While outsourcing services could save the school district money, outsourcing school aides is not something the Voorhees School District wants to implement.
According to director of special services Elaine Hill, there are approximately 54 aides in the school district.
“The aides are there to support the teachers for instruction and manage behaviors,” she said, adding aides are also there for the safety of the children. “The aides are assigned, for the most part, to students with disabilities.”
According to the National Center for Education Statistics, approximately 225,471 students in New Jersey are part of the Individualized Education Program, a written instructional program for students with disabilities. In Voorhees, there were approximately 552 IEP students in the 2011–2012 school year, the report says.

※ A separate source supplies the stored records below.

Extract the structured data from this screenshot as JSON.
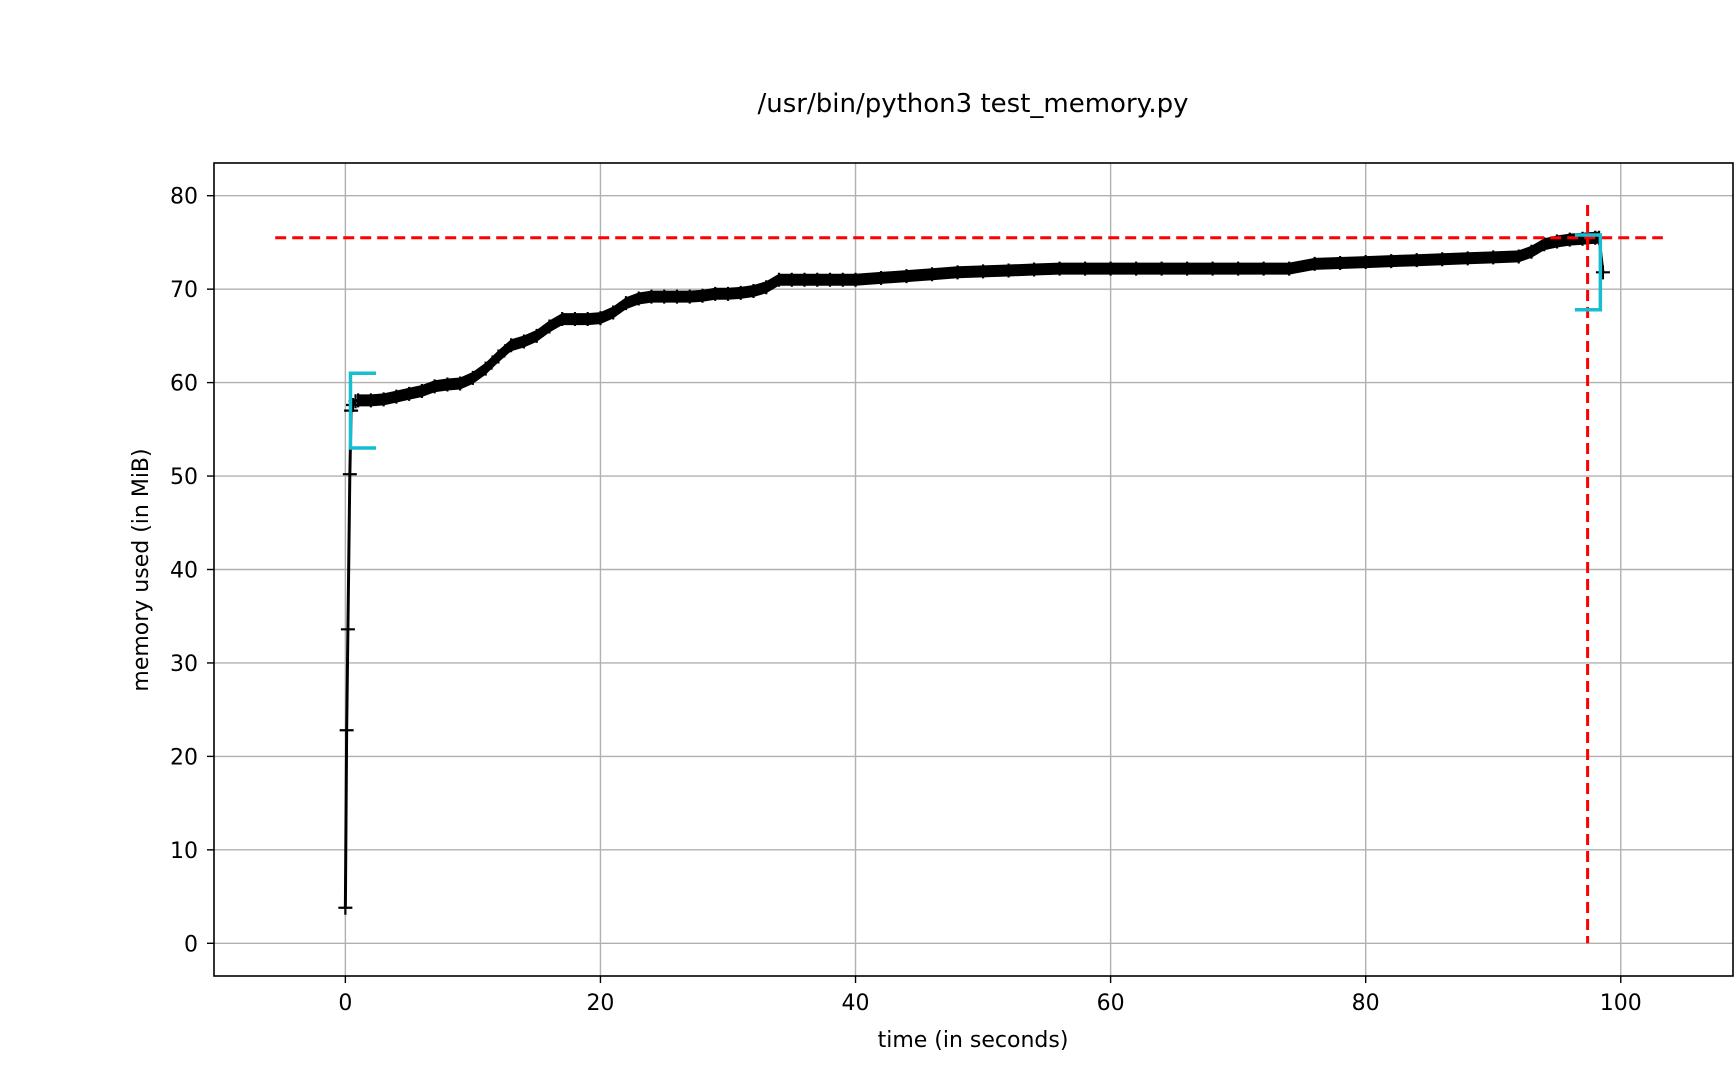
{
  "chart_data": {
    "type": "line",
    "title": "/usr/bin/python3 test_memory.py",
    "xlabel": "time (in seconds)",
    "ylabel": "memory used (in MiB)",
    "xlim": [
      -10.3,
      108.8
    ],
    "ylim": [
      -3.5,
      83.5
    ],
    "xticks": [
      0,
      20,
      40,
      60,
      80,
      100
    ],
    "yticks": [
      0,
      10,
      20,
      30,
      40,
      50,
      60,
      70,
      80
    ],
    "grid": true,
    "colors": {
      "line": "#000000",
      "peak": "#ff0000",
      "bracket": "#17becf",
      "grid": "#b0b0b0"
    },
    "series": [
      {
        "name": "memory",
        "x": [
          0,
          0.1,
          0.2,
          0.35,
          0.45,
          0.6,
          0.8,
          1,
          2,
          3,
          4,
          5,
          6,
          7,
          8,
          9,
          10,
          11,
          12,
          13,
          14,
          15,
          16,
          17,
          18,
          19,
          20,
          21,
          22,
          23,
          24,
          25,
          26,
          27,
          28,
          29,
          30,
          31,
          32,
          33,
          34,
          35,
          36,
          37,
          38,
          39,
          40,
          42,
          44,
          46,
          48,
          50,
          52,
          54,
          56,
          58,
          60,
          62,
          64,
          66,
          68,
          70,
          72,
          74,
          76,
          78,
          80,
          82,
          84,
          86,
          88,
          90,
          92,
          93,
          94,
          95,
          96,
          97,
          98,
          98.3,
          98.6
        ],
        "values": [
          3.8,
          22.8,
          33.6,
          50.2,
          57.0,
          57.6,
          58.0,
          58.1,
          58.1,
          58.2,
          58.5,
          58.8,
          59.1,
          59.6,
          59.8,
          59.9,
          60.5,
          61.5,
          62.8,
          64.0,
          64.4,
          65.0,
          66.0,
          66.8,
          66.8,
          66.8,
          66.9,
          67.5,
          68.5,
          69.0,
          69.2,
          69.2,
          69.2,
          69.2,
          69.3,
          69.5,
          69.5,
          69.6,
          69.8,
          70.2,
          71.0,
          71.0,
          71.0,
          71.0,
          71.0,
          71.0,
          71.0,
          71.2,
          71.4,
          71.6,
          71.8,
          71.9,
          72.0,
          72.1,
          72.2,
          72.2,
          72.2,
          72.2,
          72.2,
          72.2,
          72.2,
          72.2,
          72.2,
          72.2,
          72.7,
          72.8,
          72.9,
          73.0,
          73.1,
          73.2,
          73.3,
          73.4,
          73.5,
          74.0,
          74.8,
          75.1,
          75.3,
          75.4,
          75.5,
          75.5,
          71.8
        ]
      }
    ],
    "annotations": {
      "peak_memory": 75.5,
      "peak_time": 97.4,
      "brackets": [
        {
          "side": "open",
          "start": 0.4,
          "end": 2.4,
          "ymin": 53.0,
          "ymax": 61.0
        },
        {
          "side": "close",
          "start": 96.4,
          "end": 98.4,
          "ymin": 67.8,
          "ymax": 75.8
        }
      ]
    }
  }
}
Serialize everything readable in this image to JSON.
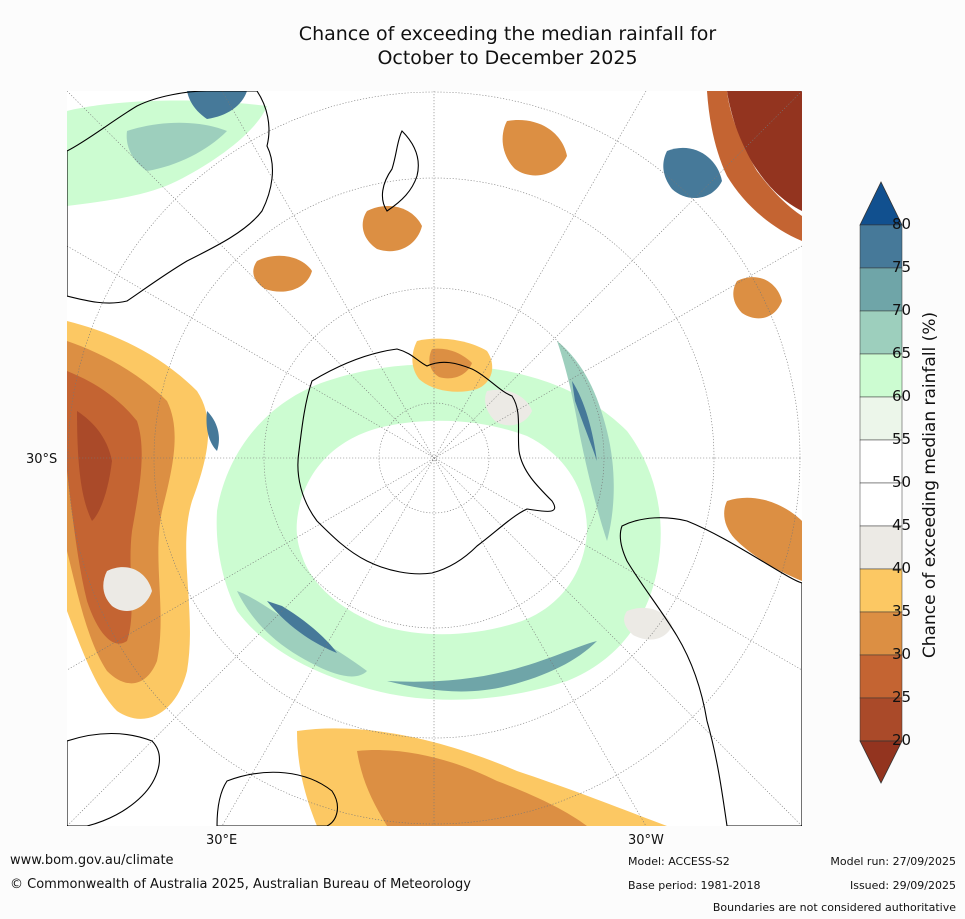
{
  "title": {
    "line1": "Chance of exceeding the median rainfall for",
    "line2": "October to December 2025"
  },
  "axes": {
    "lat_label": "30°S",
    "lon_east_label": "30°E",
    "lon_west_label": "30°W"
  },
  "colorbar": {
    "title": "Chance of exceeding median rainfall (%)",
    "ticks": [
      "80",
      "75",
      "70",
      "65",
      "60",
      "55",
      "50",
      "45",
      "40",
      "35",
      "30",
      "25",
      "20"
    ],
    "colors": {
      "over_80": "#11508f",
      "75_80": "#467999",
      "70_75": "#6fa5a8",
      "65_70": "#9dcfbd",
      "60_65": "#ccfcd1",
      "55_60": "#ecf6ea",
      "50_55": "#ffffff",
      "45_50": "#ffffff",
      "40_45": "#eceae5",
      "35_40": "#fcc863",
      "30_35": "#dc8f43",
      "25_30": "#c46432",
      "20_25": "#aa4a29",
      "under_20": "#93341f"
    }
  },
  "footer": {
    "website": "www.bom.gov.au/climate",
    "copyright": "© Commonwealth of Australia 2025, Australian Bureau of Meteorology",
    "model": "Model: ACCESS-S2",
    "base_period": "Base period: 1981-2018",
    "model_run": "Model run: 27/09/2025",
    "issued": "Issued: 29/09/2025",
    "disclaimer": "Boundaries are not considered authoritative"
  }
}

Training for the school aides is done throughout the school year, Hill said. Aides who are working with autistic children need more training.

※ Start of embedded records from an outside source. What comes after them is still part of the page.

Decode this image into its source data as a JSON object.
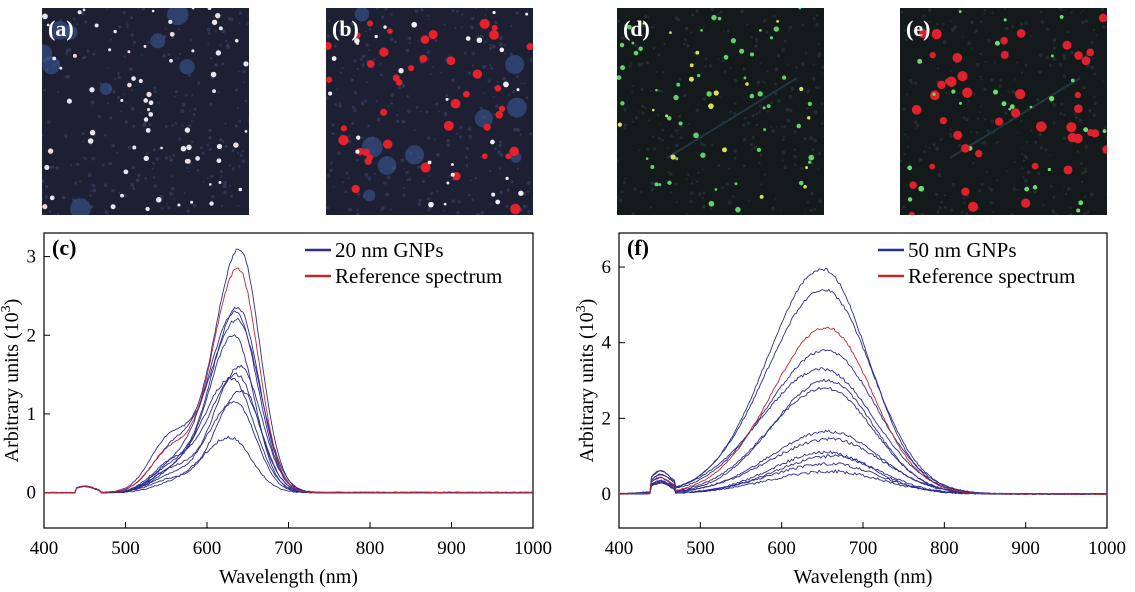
{
  "micro_panels": [
    {
      "label": "(a)",
      "tint": "white"
    },
    {
      "label": "(b)",
      "tint": "red"
    },
    {
      "label": "(d)",
      "tint": "green"
    },
    {
      "label": "(e)",
      "tint": "redgreen"
    }
  ],
  "colors": {
    "sample": "#2e2e8c",
    "reference": "#c0282a"
  },
  "chart_data": [
    {
      "type": "line",
      "panel_label": "(c)",
      "xlabel": "Wavelength (nm)",
      "ylabel": "Arbitrary units (10",
      "ylabel_sup": "3",
      "ylabel_close": ")",
      "xlim": [
        400,
        1000
      ],
      "ylim": [
        -0.45,
        3.3
      ],
      "xticks": [
        400,
        500,
        600,
        700,
        800,
        900,
        1000
      ],
      "yticks": [
        0,
        1,
        2,
        3
      ],
      "legend": [
        "20 nm GNPs",
        "Reference spectrum"
      ],
      "peaks_nm": [
        640,
        638,
        635,
        637,
        633,
        641,
        636,
        630,
        642,
        634,
        628
      ],
      "peak_values": [
        3.1,
        2.35,
        2.3,
        2.2,
        2.0,
        1.6,
        1.5,
        1.45,
        1.3,
        1.15,
        0.7
      ],
      "reference_peak": {
        "nm": 638,
        "value": 2.85
      }
    },
    {
      "type": "line",
      "panel_label": "(f)",
      "xlabel": "Wavelength (nm)",
      "ylabel": "Arbitrary units (10",
      "ylabel_sup": "3",
      "ylabel_close": ")",
      "xlim": [
        400,
        1000
      ],
      "ylim": [
        -0.9,
        6.9
      ],
      "xticks": [
        400,
        500,
        600,
        700,
        800,
        900,
        1000
      ],
      "yticks": [
        0,
        2,
        4,
        6
      ],
      "legend": [
        "50 nm GNPs",
        "Reference spectrum"
      ],
      "peaks_nm": [
        650,
        652,
        655,
        650,
        656,
        654,
        658,
        660,
        655,
        662,
        658,
        660
      ],
      "peak_values": [
        5.95,
        5.4,
        3.8,
        3.3,
        3.0,
        2.8,
        1.65,
        1.45,
        1.1,
        1.0,
        0.8,
        0.6
      ],
      "reference_peak": {
        "nm": 655,
        "value": 4.4
      }
    }
  ]
}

“They are trained in a variety of areas. A lot of it has to do with managing behavior and interaction with kids appropriately,” she said, adding the aides will work with students if they need help with social skills. As far as academics, the teachers in the classroom guide the aides.

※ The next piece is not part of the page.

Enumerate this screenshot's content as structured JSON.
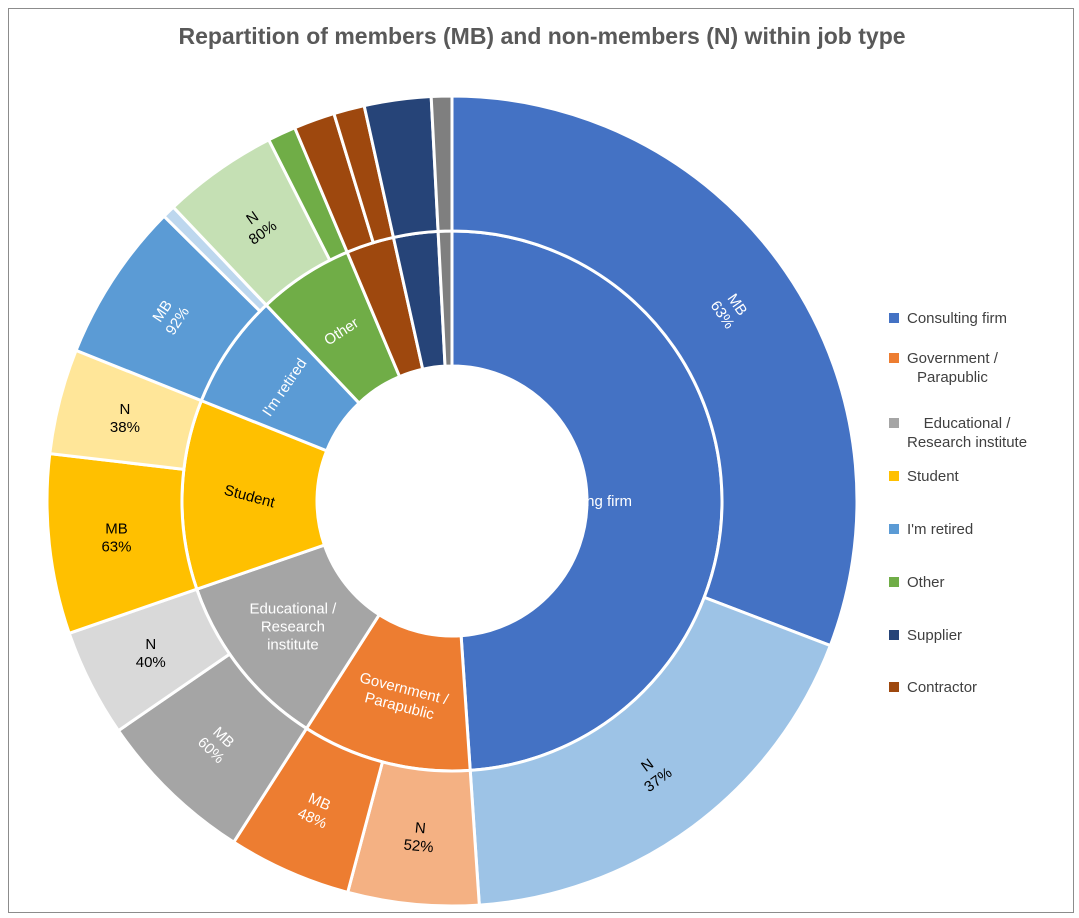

Aides who work with children with autism are additionally trained with the Applied Behavioral Analysis training plan — a program that trains individuals how to apply behavioral principles to everyday situations that would increase or decrease targeted behavior in autistic children, the ABA’s website says.
Hill said the program helps the aides with teaching and reinforcing in the classroom.
Aides assigned to children with autism also transition with the students from grade to grade.
“Children with autism require consistency from one year to the next,” she said.
Although Hill has not had any experience with outside agencies, she said there are a few questions that would be raised when outsourcing school aides.
“The questions would be whether they would be consistent and what’s the attrition rate with outside agencies?” she asked, adding there might be issues with the outsourced aides’ willingness to comply with the school district’s standards as well as the lack of oversight and the aides’ ability to properly work with a child.
She said there is also sense of loyalty some of the long-term aides have with the district.
Recently, a group of parents did an in-service for the aides, sharing their experiences as a parent with a disabled child.
“It gave them a chance to empathize,” she said, calling them strong advocates for the children. “[They] help to make their school day pleasant and comfortable.”